A first time visitor of the memorial, Philippine Air Force Captain Demetrio Ferrer, said he and his wife were honored to have been invited to witness the ceremony.

“We are glad to witness this momentous occasion with the relatives and loved ones of our departed comrades in arms,” said Ferrer.

Ferrer added that he is involved in anti-terrorism operations in his own country, the southern Philippines. He said that has the same feelings as the families at the memorial because they’re are all fighting for peace in their own ways; not only in the nation but worldwide.

“It’s a sacrifice for both the family and the service members,” said Ferrer. “We are still continuing to fight for peace.”

Retired Maj. Robert T. Jordan, founding president of Beirut Veterans of America and senior faculty instructor at the Defense Information School, Fort Meade, Md., said he was the Department of Defense spokesman in Beirut during the bombing.

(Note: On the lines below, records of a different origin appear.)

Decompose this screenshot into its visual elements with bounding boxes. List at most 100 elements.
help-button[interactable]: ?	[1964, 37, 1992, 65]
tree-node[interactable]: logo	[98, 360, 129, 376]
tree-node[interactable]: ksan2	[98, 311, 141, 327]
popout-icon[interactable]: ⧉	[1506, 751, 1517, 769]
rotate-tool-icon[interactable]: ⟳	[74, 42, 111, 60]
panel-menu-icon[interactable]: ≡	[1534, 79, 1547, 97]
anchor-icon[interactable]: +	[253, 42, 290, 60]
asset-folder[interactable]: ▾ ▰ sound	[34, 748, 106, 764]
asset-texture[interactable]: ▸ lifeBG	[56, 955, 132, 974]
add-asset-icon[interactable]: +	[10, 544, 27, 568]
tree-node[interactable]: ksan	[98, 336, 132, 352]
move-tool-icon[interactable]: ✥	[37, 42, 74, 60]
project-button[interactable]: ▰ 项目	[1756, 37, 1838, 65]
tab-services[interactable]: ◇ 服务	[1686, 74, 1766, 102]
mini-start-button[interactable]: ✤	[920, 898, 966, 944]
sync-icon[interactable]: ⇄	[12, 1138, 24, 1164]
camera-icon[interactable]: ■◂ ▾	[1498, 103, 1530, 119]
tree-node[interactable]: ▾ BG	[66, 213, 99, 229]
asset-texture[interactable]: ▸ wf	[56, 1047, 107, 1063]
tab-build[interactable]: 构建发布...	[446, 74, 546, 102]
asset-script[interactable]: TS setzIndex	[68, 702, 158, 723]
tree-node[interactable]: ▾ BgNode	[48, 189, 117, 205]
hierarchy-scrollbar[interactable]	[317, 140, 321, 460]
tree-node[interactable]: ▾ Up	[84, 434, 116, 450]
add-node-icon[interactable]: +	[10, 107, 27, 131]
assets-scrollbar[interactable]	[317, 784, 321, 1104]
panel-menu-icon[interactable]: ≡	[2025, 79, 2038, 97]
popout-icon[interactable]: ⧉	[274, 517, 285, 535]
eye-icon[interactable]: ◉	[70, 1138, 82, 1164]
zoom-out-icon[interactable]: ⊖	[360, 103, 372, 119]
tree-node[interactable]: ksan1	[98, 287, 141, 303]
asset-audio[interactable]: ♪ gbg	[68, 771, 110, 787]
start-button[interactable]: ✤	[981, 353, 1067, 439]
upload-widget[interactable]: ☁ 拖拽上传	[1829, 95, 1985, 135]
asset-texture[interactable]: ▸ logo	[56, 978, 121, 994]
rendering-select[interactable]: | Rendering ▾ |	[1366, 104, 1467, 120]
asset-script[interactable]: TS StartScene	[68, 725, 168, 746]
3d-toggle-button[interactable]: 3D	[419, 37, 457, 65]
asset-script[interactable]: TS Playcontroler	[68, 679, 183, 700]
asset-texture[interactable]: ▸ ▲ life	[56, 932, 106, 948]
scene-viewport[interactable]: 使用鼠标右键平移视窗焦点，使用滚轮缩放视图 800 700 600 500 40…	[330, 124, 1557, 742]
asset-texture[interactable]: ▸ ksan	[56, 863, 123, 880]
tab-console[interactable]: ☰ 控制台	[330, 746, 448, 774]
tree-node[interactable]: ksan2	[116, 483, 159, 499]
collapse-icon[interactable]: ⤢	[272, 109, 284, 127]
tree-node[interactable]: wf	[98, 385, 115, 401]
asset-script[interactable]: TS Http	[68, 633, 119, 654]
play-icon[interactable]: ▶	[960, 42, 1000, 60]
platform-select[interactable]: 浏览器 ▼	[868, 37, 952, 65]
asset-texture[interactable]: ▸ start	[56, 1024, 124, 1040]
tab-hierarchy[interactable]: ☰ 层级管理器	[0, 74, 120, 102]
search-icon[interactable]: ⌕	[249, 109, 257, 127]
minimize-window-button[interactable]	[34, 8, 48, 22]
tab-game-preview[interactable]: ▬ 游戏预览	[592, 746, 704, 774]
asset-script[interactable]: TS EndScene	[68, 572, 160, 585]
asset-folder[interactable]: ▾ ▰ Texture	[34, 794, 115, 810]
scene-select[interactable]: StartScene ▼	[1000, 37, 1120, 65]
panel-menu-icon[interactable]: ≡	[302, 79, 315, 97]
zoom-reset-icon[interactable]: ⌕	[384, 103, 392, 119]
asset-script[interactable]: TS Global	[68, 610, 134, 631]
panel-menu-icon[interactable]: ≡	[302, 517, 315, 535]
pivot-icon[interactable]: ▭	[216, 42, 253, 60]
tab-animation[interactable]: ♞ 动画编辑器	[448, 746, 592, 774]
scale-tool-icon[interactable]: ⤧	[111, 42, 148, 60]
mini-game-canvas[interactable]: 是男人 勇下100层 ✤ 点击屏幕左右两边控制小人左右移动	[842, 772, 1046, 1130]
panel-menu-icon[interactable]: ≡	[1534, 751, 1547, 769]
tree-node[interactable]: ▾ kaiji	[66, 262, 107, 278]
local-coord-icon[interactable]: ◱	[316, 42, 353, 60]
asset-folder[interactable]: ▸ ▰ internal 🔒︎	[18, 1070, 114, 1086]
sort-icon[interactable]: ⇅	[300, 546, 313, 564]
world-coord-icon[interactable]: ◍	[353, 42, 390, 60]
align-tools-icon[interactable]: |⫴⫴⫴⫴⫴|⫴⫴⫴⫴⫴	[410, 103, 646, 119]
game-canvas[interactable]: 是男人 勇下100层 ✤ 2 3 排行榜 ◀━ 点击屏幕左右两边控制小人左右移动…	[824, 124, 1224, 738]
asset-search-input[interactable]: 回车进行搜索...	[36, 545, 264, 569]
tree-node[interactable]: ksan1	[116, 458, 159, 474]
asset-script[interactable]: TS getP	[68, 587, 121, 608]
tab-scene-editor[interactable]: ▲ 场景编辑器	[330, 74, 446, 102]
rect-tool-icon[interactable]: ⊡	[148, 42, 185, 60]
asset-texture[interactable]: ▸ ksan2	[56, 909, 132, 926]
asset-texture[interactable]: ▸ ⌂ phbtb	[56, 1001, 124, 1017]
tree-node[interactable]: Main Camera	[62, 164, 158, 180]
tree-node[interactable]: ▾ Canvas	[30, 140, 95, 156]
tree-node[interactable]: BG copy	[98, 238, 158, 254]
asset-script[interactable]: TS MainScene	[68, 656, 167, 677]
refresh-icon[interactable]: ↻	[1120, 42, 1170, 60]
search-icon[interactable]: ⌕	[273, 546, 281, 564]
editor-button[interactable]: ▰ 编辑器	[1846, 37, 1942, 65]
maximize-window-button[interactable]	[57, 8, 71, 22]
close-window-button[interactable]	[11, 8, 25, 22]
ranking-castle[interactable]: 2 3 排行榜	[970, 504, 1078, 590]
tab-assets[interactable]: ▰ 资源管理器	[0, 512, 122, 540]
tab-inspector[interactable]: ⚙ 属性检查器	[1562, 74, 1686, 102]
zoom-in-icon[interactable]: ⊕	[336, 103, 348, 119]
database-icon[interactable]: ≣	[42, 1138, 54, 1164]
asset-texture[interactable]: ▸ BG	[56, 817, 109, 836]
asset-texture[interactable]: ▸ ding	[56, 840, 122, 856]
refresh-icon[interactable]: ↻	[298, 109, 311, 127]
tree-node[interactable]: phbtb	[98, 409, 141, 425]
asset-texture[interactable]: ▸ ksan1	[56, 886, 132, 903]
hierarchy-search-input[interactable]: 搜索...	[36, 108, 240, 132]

“I can remember that morning, looking at the disaster that lay in front us and asking God, ‘Why?’” Jordan said. “No answer was forthcoming at that time. Then I remember a book I had read that said ‘You can’t win against terrorists if you avoid the result. The way you turn terror against the terrorist is you have to rub the public’s face in the inhumanity and agony that they have created.”

Jordan added that the way to combat terrorism is to show terrorists that the individuals they have targeted are not intimidated but resilient; to show the first responders’ heroic effort to recover from the attack and to show the sadness that the victims have.

“I decided that what I needed to do that day was to take the media around and let them photograph and let them see the inhumane act but also how many live, well and confident Marines, sailors and soldiers were there responding, showing that it was not a defeat for us,” said Jordan. “We will never be intimated or subjugated. We love freedom and because we love freedom, we will resist them until they can no longer hurt us. This will live on in the history of the United States of America. Its apart of the fabric of freedom that these men and women died for.”

Staff Sgt. Joshua Grayek, platoon sergeant with 2nd battalion, 8th Marine Regiment, 2nd Marine Division, said that when tragic events like this happen, whether in peacetime or in war, leadership plays a key role.

“More or less, turn your head to the sound of the guns and attack, but from there, it’s all about leadership,” said Grayek. “It’s taking care of the guys to your left and right, making sure they’re not going to be harmed more than they have already and just continuing the fight from there.”

Grayek was the staff noncommissioned officer of the rifle detail and color guard and said that he and his Marines were honored to be part of the ceremony.

Col. Daniel J. Lecce, commanding officer of MCB Camp Lejeune, said this was his first Beirut Memorial ceremony and that remembering is one of the key factors in Marine Corps tradition.

“You don’t forget who has gone before you because that’s our legacy and a strong part of our ethos” said Lecce. “This is an absolutely necessary and wonderful, solemn ceremony.”